Wang Ziyu, Fei Min, Qi Yue, Yang Zhao, Li Jiangtao, Ding Shusi, Zhao Wenlang, Zhang Yunqi, Wang Na, Zhou Pan, Deng Xuan, Jia Pingping, Xue Jing, Zheng Lemin, Liu Jing
Center for Clinical and Epidemiologic Research, Beijing Anzhen Hospital, Capital Medical University, Beijing Institute of Heart, Lung and Blood Vessel Diseases, National Clinical Research Center for Cardiovascular Diseases, Ministry of Education, Beijing Municipal Key Laboratory of Clinical Epidemiology, No. 2 Anzhen Road, Chaoyang District, Beijing, 100029, China.
The Institute of Cardiovascular Sciences and Institute of Systems Biomedicine, School of Basic Medical Sciences, State Key Laboratory of Vascular Homeostasis and Remodeling, NHC Key Laboratory of Cardiovascular Molecular Biology and Regulatory Peptides, Beijing Key Laboratory of Cardiovascular Receptors Research, Health Science Center, Peking University, 100191, Beijing, China.
Metabolomics. 2025 Sep 26;21(5):142. doi: 10.1007/s11306-025-02341-0.
Hypertension is a leading risk factor for chronic kidney disease (CKD), yet the metabolic mechanisms linking hypertension to CKD remain unclear. This study aimed to identify metabolites associated with CKD incidence and progression in hypertensive patients using untargeted metabolomics analysis.
A prospective cohort study was conducted to identify metabolites associated with the incidence and progression of CKD in hypertensive patients. Untargeted metabolomic profiling was conducted, and three statistical models-logistic regression, lasso regression, and random forest-were utilized to identify metabolites associated with CKD. Modified Poisson regression was used to assess the associations between metabolites and kidney-related outcomes.

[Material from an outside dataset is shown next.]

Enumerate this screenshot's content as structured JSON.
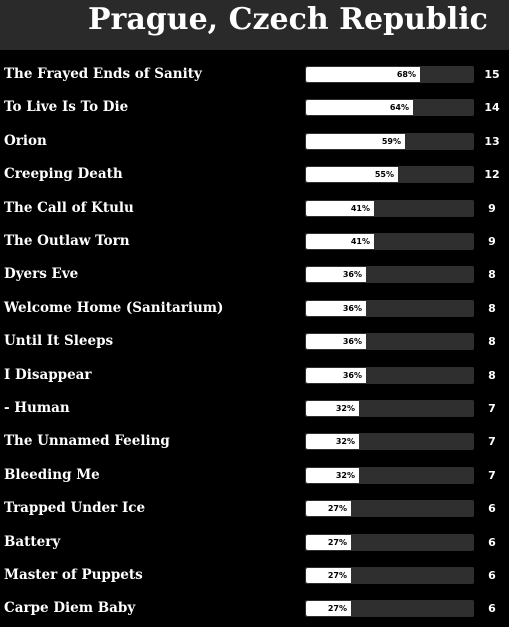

Untargeted metabolomic profiling identified distinct metabolite patterns distinguishing hypertensive patients with CKD from those without. These metabolites were identified across the three statistical models, with 94 showing significance in at least two. Four metabolites-L-theanine, cysteine-s-sulfate, mesaconic acid, and 2-aminoadipic acid-were inversely associated with CKD incidence and progression. L-theanine and cysteine-s-sulfate were both associated with decreased estimated glomerular filtration rate (eGFR) and increased urinary albumin-to-creatinine ratio (UACR). In contrast, mesaconic acid was linked to increased UACR, and 2-aminoadipic acid was associated with decreased eGFR. Patients at higher risk of CKD progression exhibited significantly lower levels of these metabolites.
L-theanine, cysteine-s-sulfate, mesaconic acid, and 2-aminoadipic acid show an inverse association with CKD incidence and progression in hypertensive patients, suggesting their potential as biomarkers for CKD risk. Further studies are warranted to validate these findings and investigate their therapeutic implications.
高血压是慢性肾脏病(CKD)的主要危险因素,然而,将高血压与CKD联系起来的代谢机制仍不清楚。本研究旨在通过非靶向代谢组学分析确定高血压患者中与CKD发生和进展相关的代谢物。
进行了一项前瞻性队列研究,以确定高血压患者中与CKD发生和进展相关的代谢物。进行了非靶向代谢组学分析,并利用逻辑回归、套索回归和随机森林三种统计模型来确定与CKD相关的代谢物。采用修正泊松回归评估代谢物与肾脏相关结局之间的关联。
非靶向代谢组学分析确定了区分患有CKD的高血压患者和未患CKD的高血压患者的不同代谢物模式。这些代谢物在三种统计模型中均被识别出来,其中94种在至少两种模型中具有显著性。四种代谢物——L-茶氨酸、半胱氨酸-S-硫酸盐、中康酸和2-氨基己二酸——与CKD的发生和进展呈负相关。L-茶氨酸和半胱氨酸-S-硫酸盐均与估算肾小球滤过率(eGFR)降低和尿白蛋白与肌酐比值(UACR)升高有关。相比之下,中康酸与UACR升高有关,2-氨基己二酸与eGFR降低有关。CKD进展风险较高的患者这些代谢物水平显著较低。
L-茶氨酸、半胱氨酸-S-硫酸盐、中康酸和2-氨基己二酸与高血压患者CKD的发生和进展呈负相关,表明它们有可能作为CKD风险的生物标志物。有必要进一步研究以验证这些发现并探讨其治疗意义。